Optionally, data type conversion may be added to a pattern. By default, all identifiers are stored as strings. This behavior may be overridden by specifying a data type after the identifier’s name seperated with a semi-colon. For example %{NUMBER:num;long} converts the num identifier to long. The supported conversions are long, double, boolean, date and ipv4. If data type conversion is not successful for some reason then the field is retained as string.

date data type optionally takes an additional argument. By default date conversion is done with the assumption that the matched string is in ISO8601 format. However, the user may specify any format in Java date format. Assume that we have MYPATTERN1 pattern defined as follows.

%{MONTH} %{MONTHDAY} %{YEAR} %{TIME}%{ISO8601_TIMEZONE}

The strings matched with this pattern will be dates in the form of Mar 12 2015 18:00:08+0800. If the extracted field using this pattern needs to be converted to date type then the format definition would be like as follows.

%{MYPATTERN1:timestamp;date;MMM d yyyy HH:mm:ssZ}

In addition to Java date formats we support two special date format identifiers:

• UNIX : Number of seconds since Unix epoch.
• UNIX_MS : Number of milliseconds since Unix epoch.

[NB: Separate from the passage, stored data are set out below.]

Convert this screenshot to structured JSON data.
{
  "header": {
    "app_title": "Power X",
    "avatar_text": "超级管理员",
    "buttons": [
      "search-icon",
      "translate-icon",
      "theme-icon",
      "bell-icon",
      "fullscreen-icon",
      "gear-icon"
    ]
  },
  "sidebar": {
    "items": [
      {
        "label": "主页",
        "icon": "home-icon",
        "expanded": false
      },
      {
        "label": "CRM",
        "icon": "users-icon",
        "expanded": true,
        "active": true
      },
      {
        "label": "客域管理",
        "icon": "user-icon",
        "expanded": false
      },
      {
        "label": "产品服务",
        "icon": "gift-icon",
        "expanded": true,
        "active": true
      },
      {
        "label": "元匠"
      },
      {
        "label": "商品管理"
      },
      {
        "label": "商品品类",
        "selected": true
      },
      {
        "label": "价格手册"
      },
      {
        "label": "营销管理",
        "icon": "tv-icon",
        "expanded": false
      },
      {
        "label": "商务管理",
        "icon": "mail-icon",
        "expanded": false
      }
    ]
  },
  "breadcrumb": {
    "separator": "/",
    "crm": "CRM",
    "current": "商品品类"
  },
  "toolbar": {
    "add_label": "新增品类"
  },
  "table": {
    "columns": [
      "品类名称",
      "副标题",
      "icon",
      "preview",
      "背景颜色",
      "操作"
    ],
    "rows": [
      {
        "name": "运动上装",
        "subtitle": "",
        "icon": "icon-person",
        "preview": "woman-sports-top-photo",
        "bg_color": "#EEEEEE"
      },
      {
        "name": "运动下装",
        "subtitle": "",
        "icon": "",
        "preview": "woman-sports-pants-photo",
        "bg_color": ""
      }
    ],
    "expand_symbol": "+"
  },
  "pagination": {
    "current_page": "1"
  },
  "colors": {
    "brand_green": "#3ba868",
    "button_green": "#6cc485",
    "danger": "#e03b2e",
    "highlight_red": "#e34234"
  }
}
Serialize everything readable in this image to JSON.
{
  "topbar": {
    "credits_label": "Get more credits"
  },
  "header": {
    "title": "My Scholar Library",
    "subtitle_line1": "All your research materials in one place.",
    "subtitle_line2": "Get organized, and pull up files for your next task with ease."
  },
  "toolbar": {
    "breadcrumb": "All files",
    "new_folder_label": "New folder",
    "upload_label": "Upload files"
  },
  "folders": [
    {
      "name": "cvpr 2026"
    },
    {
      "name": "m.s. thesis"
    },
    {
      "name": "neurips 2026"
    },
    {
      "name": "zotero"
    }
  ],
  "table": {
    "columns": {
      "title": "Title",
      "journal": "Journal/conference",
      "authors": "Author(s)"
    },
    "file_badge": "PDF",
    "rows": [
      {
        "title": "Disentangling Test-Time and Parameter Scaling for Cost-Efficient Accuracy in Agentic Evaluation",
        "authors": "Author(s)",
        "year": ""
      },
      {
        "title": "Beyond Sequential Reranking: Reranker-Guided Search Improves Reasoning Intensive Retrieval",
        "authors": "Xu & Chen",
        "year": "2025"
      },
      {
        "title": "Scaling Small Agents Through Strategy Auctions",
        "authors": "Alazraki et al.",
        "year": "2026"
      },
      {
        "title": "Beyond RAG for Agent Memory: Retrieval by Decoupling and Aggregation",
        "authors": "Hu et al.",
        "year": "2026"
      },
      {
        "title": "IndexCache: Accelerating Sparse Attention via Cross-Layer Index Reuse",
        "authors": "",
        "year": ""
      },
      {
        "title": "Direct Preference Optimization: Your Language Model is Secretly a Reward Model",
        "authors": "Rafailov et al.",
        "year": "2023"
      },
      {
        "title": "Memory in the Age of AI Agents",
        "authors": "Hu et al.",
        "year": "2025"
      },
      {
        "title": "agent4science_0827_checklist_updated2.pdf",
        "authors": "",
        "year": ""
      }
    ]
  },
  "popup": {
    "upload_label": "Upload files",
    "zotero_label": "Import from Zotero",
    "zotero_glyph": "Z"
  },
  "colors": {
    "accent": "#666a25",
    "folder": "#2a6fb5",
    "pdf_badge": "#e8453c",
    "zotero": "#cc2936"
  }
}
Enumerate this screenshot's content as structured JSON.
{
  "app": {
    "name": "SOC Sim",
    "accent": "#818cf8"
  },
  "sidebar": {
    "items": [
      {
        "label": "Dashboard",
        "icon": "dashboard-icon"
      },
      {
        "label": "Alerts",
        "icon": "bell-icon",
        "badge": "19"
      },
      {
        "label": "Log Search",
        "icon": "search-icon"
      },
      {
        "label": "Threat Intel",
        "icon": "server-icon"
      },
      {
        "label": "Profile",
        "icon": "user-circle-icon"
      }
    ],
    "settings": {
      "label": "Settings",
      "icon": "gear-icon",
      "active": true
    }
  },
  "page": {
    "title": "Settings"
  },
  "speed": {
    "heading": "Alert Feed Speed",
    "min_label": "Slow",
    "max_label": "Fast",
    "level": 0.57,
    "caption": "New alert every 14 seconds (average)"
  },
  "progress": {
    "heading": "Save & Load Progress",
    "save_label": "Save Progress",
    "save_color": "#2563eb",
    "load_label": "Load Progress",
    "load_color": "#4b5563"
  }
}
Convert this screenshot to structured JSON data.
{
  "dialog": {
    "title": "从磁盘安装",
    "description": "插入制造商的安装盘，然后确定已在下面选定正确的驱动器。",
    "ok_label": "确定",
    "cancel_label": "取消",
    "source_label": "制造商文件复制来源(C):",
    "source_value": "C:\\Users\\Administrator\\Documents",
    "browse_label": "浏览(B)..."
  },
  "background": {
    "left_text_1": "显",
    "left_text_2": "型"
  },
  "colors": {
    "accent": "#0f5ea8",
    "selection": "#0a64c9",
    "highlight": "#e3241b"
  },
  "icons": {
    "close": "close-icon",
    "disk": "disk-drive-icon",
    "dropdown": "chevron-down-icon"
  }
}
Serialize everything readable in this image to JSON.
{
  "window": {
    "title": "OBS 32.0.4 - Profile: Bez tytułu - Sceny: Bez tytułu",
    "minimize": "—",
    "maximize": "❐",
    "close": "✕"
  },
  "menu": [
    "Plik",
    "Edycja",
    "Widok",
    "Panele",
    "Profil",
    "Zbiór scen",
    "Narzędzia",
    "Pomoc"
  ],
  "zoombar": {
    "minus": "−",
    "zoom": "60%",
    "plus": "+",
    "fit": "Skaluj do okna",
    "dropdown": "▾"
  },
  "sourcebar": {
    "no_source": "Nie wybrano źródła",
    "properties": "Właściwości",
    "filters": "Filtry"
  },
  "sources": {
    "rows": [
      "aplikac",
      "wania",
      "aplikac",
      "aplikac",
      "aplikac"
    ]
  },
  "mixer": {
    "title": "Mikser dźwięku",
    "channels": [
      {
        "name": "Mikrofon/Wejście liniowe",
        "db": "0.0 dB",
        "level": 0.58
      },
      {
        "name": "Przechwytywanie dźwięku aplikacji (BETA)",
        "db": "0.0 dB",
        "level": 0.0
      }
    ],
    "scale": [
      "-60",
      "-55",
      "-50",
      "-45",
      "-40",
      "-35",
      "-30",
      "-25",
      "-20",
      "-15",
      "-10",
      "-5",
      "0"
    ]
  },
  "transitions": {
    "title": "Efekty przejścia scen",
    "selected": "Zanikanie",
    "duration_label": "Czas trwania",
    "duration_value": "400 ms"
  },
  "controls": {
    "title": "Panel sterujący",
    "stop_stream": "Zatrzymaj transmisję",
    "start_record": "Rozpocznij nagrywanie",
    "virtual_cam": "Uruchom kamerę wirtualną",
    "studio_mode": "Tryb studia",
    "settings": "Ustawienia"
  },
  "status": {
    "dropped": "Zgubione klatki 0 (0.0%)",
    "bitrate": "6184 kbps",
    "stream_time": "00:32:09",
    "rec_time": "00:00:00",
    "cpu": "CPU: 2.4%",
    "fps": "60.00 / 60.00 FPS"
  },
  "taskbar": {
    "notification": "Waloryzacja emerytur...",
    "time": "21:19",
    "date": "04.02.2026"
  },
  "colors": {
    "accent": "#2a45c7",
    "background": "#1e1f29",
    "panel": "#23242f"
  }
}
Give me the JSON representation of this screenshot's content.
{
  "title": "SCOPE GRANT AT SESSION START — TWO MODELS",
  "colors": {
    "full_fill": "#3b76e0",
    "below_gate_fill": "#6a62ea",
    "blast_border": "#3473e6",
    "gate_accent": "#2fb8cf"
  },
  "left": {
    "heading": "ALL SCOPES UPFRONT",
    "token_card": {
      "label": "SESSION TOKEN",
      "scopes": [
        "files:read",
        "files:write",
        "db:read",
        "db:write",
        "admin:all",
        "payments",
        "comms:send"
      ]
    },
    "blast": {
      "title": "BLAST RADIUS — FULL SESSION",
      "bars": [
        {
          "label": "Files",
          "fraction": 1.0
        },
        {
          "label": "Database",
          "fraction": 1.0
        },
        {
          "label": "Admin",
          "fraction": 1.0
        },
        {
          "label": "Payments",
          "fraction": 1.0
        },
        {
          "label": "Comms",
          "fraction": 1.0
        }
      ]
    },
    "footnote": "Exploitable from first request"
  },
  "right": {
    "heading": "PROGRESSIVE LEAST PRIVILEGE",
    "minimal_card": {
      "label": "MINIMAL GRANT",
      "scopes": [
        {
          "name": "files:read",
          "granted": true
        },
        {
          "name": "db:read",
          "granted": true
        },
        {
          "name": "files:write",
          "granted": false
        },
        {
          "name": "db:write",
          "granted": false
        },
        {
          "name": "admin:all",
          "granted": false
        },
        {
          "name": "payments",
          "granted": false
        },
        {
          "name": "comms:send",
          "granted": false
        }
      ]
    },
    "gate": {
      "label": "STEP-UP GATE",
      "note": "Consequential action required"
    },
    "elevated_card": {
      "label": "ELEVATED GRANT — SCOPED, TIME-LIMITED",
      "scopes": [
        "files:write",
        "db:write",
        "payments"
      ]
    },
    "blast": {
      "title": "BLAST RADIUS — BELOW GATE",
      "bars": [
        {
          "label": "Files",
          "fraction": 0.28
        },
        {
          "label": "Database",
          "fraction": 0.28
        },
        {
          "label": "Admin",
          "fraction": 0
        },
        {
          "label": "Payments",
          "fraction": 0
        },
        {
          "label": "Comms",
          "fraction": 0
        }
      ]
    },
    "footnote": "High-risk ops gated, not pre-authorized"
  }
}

For example, assuming that we have a pattern named MYPATTERN2 that extracts a field data 1487142973, we may use the date conversion format:

%{MYPATTERN2:timestamp;date;UNIX}

The epoch time will be converted to date. Similarly for epoch time expressed in milliseconds you may use UNIX_MS date format identifier.

The extracted fields from parsed log events will be displayed on the user interface and will be ready to be used in analysis.